By Gerard Donnelly
(Citation: Arnoldia, Spring 2022, arnoldia.arboretum.harvard.edu.)
Planting and watching trees grow takes time. A long time. The lifespan of a tree may be the equivalent of multiple human generations. This is the good and patient work of arboreta, which requires considerable time horizons to achieve many of their purposes. At The Morton Arboretum, in Lisle, Illinois, we call this “tree time.” The time required to establish, test, and evaluate tree collections and develop beautiful, planted landscapes that inspire people’s interest and appreciation is such that only long-term, multigenerational organizations like arboreta can undertake them.

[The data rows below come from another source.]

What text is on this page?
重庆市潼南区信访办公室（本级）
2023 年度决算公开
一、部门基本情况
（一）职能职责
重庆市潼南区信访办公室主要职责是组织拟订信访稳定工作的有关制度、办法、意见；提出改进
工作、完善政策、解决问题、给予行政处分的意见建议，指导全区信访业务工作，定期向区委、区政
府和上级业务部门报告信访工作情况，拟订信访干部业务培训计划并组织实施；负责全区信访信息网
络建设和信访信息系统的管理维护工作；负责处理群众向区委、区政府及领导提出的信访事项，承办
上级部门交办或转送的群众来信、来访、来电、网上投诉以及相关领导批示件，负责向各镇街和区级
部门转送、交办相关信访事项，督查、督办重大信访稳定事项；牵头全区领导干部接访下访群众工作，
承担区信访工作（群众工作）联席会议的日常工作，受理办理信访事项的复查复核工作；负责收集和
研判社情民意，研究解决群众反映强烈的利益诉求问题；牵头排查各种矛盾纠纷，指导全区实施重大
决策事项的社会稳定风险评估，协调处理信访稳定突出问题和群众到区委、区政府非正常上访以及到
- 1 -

Given these timescales, I like to say that it is good to be old if you are an arboretum. This year, The Morton Arboretum is celebrating its centennial year, having been established by Joy Morton in 1922. Morton had been encouraged and advised by Charles Sprague Sargent of the then-fifty-year-old Arnold Arboretum of Harvard University. The Arnold Arboretum is celebrating its sesquicentennial year, founded in 1872, the same year Morton’s father, J. Sterling Morton, established Arbor Day in Nebraska. The Arbor Day Foundation, created fifty years ago, in 1972, upon the Morton-family legacy of planting trees, is advocating for tree planting on the occasion of its anniversary with a theme of “A Time for Trees.”